Pois os seus filmes parecem ser, para si, um ritual a ser cumprido. Seu olhar está sempre destinado a compreender o mundo que o cerca, e seus filmes serão sobre o que está fora deste mundo, sobre o que não está percebido. São rituais porque, a partir de sua feitura, o tema passa a fazer parte de seu mundo. Nelson filma para fazer do olhar do outro parte de si, e por isso nenhum filme se inicia falando de seu mundo pessoal. Não são os espectadores que são apresentados a um fantástico universo pessoal, mas, ao contrário, são convidados a perceber algo que sequer compreendiam em sua visão. Dessa forma, o mundo do samba carioca, do sertão nordestino, das praias de Paraty, dos bicheiros da Zona Norte ou de Duque de Caxias, dos violeiros de São Paulo, da roça mineira ou da violenta capital federal, todos eles passam a ser parte de seu mundo.

Nelson Pereira dos Santos está por aí, está ativo, trabalhando com sua calma e sua teimosia, cheio de idéias e de vontade de aprender.

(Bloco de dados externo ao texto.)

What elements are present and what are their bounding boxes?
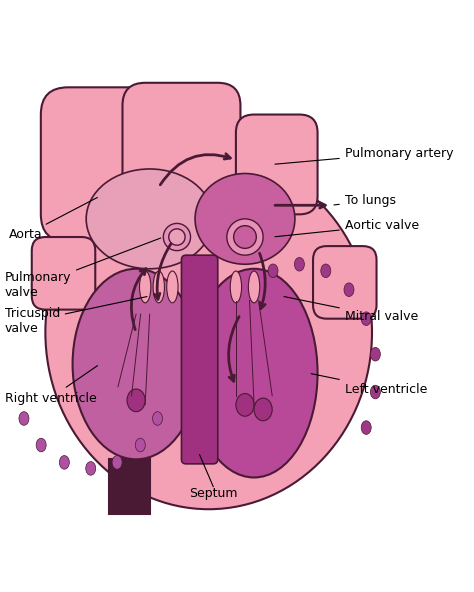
Ellipse shape bbox=[230, 271, 242, 303]
FancyBboxPatch shape bbox=[236, 114, 318, 214]
Text: Left ventricle: Left ventricle bbox=[311, 374, 427, 395]
Ellipse shape bbox=[59, 456, 69, 469]
Text: To lungs: To lungs bbox=[334, 194, 396, 207]
Text: Pulmonary artery: Pulmonary artery bbox=[275, 147, 453, 164]
Text: Mitral valve: Mitral valve bbox=[284, 297, 418, 323]
Ellipse shape bbox=[321, 264, 331, 278]
Ellipse shape bbox=[370, 348, 380, 361]
Ellipse shape bbox=[153, 411, 163, 425]
Ellipse shape bbox=[135, 438, 146, 452]
Text: Aorta: Aorta bbox=[9, 198, 97, 242]
Ellipse shape bbox=[195, 173, 295, 264]
Ellipse shape bbox=[46, 155, 372, 509]
Ellipse shape bbox=[86, 462, 96, 475]
Ellipse shape bbox=[236, 394, 254, 416]
FancyBboxPatch shape bbox=[41, 87, 159, 242]
Ellipse shape bbox=[370, 385, 380, 399]
Text: Septum: Septum bbox=[189, 487, 237, 500]
Ellipse shape bbox=[36, 438, 46, 452]
Text: Pulmonary
valve: Pulmonary valve bbox=[5, 238, 161, 298]
Ellipse shape bbox=[191, 269, 318, 478]
Text: Aortic valve: Aortic valve bbox=[275, 219, 419, 237]
Ellipse shape bbox=[248, 271, 260, 303]
FancyBboxPatch shape bbox=[182, 255, 218, 464]
Ellipse shape bbox=[86, 169, 213, 269]
Ellipse shape bbox=[112, 456, 122, 469]
Ellipse shape bbox=[167, 271, 178, 303]
Text: Right ventricle: Right ventricle bbox=[5, 366, 98, 404]
Ellipse shape bbox=[19, 411, 29, 425]
Ellipse shape bbox=[361, 312, 371, 326]
Ellipse shape bbox=[73, 269, 200, 459]
Ellipse shape bbox=[153, 271, 164, 303]
FancyBboxPatch shape bbox=[313, 246, 376, 318]
FancyBboxPatch shape bbox=[32, 237, 95, 310]
Bar bbox=[109, 459, 150, 514]
Ellipse shape bbox=[127, 389, 145, 411]
Ellipse shape bbox=[294, 258, 304, 271]
Ellipse shape bbox=[344, 283, 354, 297]
Ellipse shape bbox=[361, 421, 371, 435]
FancyBboxPatch shape bbox=[122, 83, 240, 219]
Ellipse shape bbox=[139, 271, 151, 303]
Text: Tricuspid
valve: Tricuspid valve bbox=[5, 297, 147, 335]
Ellipse shape bbox=[268, 264, 278, 278]
Ellipse shape bbox=[254, 398, 272, 421]
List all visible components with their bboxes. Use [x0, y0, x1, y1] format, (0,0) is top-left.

Tem pouco mais de setenta anos, e tem planos de trabalho ainda e sempre ambiciosos – sonhadores e possíveis. Projetos simples e projetos complicados sendo tocados ao mesmo tempo, com calma de veterano e profusão de fazer inveja a iniciante.

Tantos artistas que precisamos celebrar, tornar novamente e sempre conhecidos de fato, Pixinguinha, Machado, o xará Nelson Rodrigues, seu amigo Glauber, Iberê Camargo, Dalton Trevisan, Joaquim Pedro, Jobim, João, Bandeira, Rosa, uma infinidade de ícones que precisariam ainda serem erguidos de fato para poderem ser contestados. Para todo artista brasileiro parecem faltar as flores em vida, como cantava outro gigantesco xará, Cavaquinho, e se queixava sempre Jobim, através de sua conhecida verve.

Mas Nelson Pereira dos Santos não quereria, não quer nem quererá flores em vida. Estas flores, é ele quem quer nos dar.

Esta pauta da Contracampo procura dar conta das opções e riscos de Nelson, olhando não através de suas obras consagradas mas sim a partir de seus filmes esquecidos. Porque, mesmo sendo experiências possivelmente incompletas (Cinema de Lágrimas, segundo o texto de Eduardo Valente nessa edição), rascunhos limitados pelas condições (Mandacaru vermelho e A terceira margem do rio, segundo o próprio autor) ou filmes pouco compreendidos à época e até hoje (El Justicero) – ou justamente por isso – elas nos revelarão muitos dos dilemas, intenções e interesses do autor. Não apenas como uma homenagem a ele, embora não houvesse demérito em sê-lo, mas principalmente para compreender como é possível dar vida aos sonhos no cinema brasileiro.